Historic school building in Washington, D.C., United States

The John Philip Sousa Middle School, formerly the John Philip Sousa Junior High School, is a public school located at 3650 Ely Place in SE area of Washington, D.C. Located in the city's Fort Dupont neighborhood, it serves grades 6–8. Its school building, built in 1950, was the scene of civil rights action not long after its construction. Twelve black students were denied admission to the all-white school. This action was eventually overturned in the landmark 1954 Supreme Court decision in Bolling v. Sharpe, which made segregated public schools illegal in the District of Columbia. The defeat of the legal doctrine "separate but equal" marked an early victory in the modern Civil Rights Movement.
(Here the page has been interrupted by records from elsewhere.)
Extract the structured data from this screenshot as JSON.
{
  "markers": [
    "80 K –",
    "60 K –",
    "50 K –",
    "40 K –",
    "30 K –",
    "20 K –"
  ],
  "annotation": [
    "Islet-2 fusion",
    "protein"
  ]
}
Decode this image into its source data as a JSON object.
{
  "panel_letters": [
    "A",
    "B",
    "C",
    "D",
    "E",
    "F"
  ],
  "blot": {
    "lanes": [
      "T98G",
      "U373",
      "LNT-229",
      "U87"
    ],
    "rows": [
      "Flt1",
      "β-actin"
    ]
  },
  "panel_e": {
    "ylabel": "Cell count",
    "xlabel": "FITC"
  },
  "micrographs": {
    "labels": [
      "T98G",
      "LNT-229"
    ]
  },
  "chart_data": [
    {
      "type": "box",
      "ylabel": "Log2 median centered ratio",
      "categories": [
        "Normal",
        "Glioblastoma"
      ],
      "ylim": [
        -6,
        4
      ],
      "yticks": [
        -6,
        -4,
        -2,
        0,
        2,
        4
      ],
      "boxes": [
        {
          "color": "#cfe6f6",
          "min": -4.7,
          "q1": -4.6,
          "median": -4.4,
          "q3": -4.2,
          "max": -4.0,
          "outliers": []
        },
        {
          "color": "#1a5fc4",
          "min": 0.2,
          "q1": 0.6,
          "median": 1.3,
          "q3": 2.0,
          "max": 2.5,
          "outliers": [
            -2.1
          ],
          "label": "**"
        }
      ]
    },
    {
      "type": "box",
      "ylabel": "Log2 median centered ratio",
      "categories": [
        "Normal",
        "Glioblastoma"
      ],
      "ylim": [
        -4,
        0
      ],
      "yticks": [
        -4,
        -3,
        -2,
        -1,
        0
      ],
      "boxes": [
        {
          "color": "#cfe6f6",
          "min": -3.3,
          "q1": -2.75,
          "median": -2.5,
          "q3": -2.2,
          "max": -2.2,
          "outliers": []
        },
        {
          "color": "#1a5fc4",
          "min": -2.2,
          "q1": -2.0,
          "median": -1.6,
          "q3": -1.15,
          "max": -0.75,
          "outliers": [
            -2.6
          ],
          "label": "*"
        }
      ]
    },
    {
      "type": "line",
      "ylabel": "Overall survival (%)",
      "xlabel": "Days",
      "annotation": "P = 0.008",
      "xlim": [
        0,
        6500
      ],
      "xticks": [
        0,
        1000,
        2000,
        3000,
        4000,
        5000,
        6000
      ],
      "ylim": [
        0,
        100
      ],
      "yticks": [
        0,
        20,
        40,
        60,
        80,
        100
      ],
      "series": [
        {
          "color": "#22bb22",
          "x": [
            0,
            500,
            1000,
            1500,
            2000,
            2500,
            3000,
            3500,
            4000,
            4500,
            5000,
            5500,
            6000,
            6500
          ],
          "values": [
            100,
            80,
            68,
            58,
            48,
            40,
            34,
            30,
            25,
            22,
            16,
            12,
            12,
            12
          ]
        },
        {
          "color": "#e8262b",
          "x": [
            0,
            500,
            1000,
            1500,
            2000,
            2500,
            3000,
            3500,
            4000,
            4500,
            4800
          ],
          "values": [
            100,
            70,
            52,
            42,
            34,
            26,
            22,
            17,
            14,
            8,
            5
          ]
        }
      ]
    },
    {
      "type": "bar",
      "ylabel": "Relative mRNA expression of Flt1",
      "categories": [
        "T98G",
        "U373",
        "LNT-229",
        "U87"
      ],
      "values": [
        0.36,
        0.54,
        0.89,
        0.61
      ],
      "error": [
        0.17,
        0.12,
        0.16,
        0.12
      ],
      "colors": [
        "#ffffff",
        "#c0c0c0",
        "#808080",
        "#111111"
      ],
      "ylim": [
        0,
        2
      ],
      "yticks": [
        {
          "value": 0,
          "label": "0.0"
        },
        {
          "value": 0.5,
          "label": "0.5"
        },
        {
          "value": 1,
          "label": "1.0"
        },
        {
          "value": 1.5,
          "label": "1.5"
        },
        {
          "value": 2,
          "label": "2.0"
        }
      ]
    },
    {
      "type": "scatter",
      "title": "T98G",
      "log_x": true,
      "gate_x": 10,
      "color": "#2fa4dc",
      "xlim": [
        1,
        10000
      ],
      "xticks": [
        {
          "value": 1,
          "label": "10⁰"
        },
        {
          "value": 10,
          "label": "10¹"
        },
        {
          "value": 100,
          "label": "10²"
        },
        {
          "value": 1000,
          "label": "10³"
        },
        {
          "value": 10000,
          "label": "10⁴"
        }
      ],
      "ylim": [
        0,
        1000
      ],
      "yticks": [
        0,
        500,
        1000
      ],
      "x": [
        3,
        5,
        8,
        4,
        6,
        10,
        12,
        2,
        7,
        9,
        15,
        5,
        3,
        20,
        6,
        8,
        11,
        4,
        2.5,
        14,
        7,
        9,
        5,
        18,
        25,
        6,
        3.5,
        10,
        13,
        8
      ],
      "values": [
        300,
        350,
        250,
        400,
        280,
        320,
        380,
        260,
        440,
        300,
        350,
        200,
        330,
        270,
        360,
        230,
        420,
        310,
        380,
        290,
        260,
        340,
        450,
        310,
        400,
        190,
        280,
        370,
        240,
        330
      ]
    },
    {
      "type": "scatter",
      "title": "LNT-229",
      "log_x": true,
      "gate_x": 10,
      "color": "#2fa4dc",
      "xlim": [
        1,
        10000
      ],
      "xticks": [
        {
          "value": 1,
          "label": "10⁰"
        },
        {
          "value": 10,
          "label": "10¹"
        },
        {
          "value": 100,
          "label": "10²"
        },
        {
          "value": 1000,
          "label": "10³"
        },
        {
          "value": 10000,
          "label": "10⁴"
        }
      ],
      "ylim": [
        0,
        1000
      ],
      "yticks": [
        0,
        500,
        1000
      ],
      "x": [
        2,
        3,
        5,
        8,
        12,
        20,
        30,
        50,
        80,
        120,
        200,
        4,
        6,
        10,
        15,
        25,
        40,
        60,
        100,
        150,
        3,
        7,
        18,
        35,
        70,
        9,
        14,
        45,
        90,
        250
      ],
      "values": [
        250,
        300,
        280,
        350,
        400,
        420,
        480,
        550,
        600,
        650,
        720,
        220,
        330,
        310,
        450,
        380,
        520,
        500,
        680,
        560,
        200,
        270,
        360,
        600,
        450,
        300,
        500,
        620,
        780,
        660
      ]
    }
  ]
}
The school was declared a National Historic Landmark in 2001 for its role in this action. In 2022 it was designated an affiliated area of Brown v. Board of Education National Historical Park.

==Description==
The John Philip Sousa Middle School is located in Southeast Washington, on the north side of Ely Place opposite Fort Dupont Park. It is a roughly L-shaped building with a brick exterior and Moderne styling, ranging in height from one to five stories. Perpendicular to the street is a wing three stories in height, which houses administrative offices and classrooms. The main entrance faces the street at the front of this section, whose street-facing end has a curved half-round elements on the right side. Extending along the road is a wing housing the school's larger spaces, the gymnasium and auditorium.

==History==
The school was built in 1950, at a time when the district's schools were segregated. Schools serving African-American students were chronically over capacity and poorly funded, while those serving white students were not. African American district residents had been agitating for some time for integration or improved conditions in their schools. A group of parents of Browne Junior High School students organized in 1949 to mount a demonstration and legal challenge to the district's segregation policies. When the new John Philip Sousa Junior High School opened in September 1950, twelve students, accompanied by parents, lawyers, and a police escort, sought to gain entry to the facility, but were denied by the principal. The ensuing legal action resulted in the landmark 1954 decision in Bolling v. Sharpe, where the Supreme Court struck down the district's segregation policy on the grounds that it violated due process (in contrast to the more well-known Brown v. Board of Education, in which state-legislated segregation was struck down on equal protection grounds).